[quote="Womanoffaith10, post:1, topic:294246"]
Ok so I know I'm going to open a can of worms. So before my fellow brothers and sisters in Christ start slashing my throat:p allow me to clarify what I mean.
I have absolutely no issues or problems with people of other beliefs, races, backgrounds or lifestyles. I have an open, loving heart towards anyone.
With that being said; Is it wrong of me not to care about same sex marriage outside of the Church? Meaning, if same sex people who are not Catholic want to get married in a secular place(courthouse, beach, etc) or in another religious institution that allows it. Does that make me less of a Catholic? I'm not asking or even looking for same sex marriage in the Church and have no issue with it not being permitted here. I'm talking about the rest of the world around us.
I think it's more of, "why is marriage a legal institution in the first place?" It's not so much about personal belief as it is about what warrants something becoming law.
What makes heterosexual marriage so different than SS marriage? ... Children.

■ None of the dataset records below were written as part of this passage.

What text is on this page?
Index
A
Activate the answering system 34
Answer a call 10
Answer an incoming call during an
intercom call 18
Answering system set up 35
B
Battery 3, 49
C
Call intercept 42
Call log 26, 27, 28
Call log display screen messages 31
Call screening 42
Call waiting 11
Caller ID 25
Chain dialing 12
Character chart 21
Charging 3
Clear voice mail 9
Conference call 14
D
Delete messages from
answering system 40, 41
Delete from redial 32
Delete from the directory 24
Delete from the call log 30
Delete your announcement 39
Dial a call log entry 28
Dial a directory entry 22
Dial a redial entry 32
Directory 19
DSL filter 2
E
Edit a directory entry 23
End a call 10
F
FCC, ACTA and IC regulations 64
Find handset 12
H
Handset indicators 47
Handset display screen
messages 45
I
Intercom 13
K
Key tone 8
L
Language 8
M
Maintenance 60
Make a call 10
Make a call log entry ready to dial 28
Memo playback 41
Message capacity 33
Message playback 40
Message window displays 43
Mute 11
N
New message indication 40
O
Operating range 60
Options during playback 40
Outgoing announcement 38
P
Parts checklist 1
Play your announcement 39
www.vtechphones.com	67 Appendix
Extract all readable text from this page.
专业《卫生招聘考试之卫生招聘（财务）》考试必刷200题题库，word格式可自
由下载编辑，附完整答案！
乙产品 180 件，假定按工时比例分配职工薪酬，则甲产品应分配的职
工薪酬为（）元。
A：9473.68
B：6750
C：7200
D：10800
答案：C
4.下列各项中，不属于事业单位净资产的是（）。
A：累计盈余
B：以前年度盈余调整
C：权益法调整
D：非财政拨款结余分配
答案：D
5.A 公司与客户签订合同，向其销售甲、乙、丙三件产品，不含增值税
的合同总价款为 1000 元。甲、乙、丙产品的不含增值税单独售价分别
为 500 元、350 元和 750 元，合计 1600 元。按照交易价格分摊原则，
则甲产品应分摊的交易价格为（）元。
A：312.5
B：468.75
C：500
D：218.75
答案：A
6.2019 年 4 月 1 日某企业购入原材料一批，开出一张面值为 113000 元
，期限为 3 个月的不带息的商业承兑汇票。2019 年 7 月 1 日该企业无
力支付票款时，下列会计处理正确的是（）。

Protecting the interests of children is the primary reason that government regulates and licenses marriage in the first instance. After all, government does not license or regulate any other form of intimate relationship – not friendship, or dating, or cohabitation. People are free, under the law, to live as they choose, cohabitate with whomever they choose and engage in sexually intimate relationships with whomever they choose – all without any governmental recognition or regulation.
But marriage is a special relationship reserved exclusively for heterosexual unions because only the intimate relationship between men and women has the ability to produce children as a result of that sexual union.
Marriage serves a vital and universal societal purpose – to channel biological drive and sexual passion that might otherwise become socially destructive into enduring family units that have the best opportunity to ensure the care and education of any children produced by that biological drive and sexual passion.
...Marriage (and only marriage) unites the three core dimensions of parenthood – biological, social and legal – into one pro-child form: the married couple.
...Fundamentally, same-sex marriage advocates propose to shift the marriage paradigm away from what definition of marriage is best for society – especially for children – and squarely onto the desires of the individual adults who seek to marry. Under a genderless definition of marriage, the interests of children – and therefore society’s intrinsic interest in marriage – is eliminated entirely. Only the wishes of the two adults in question matter.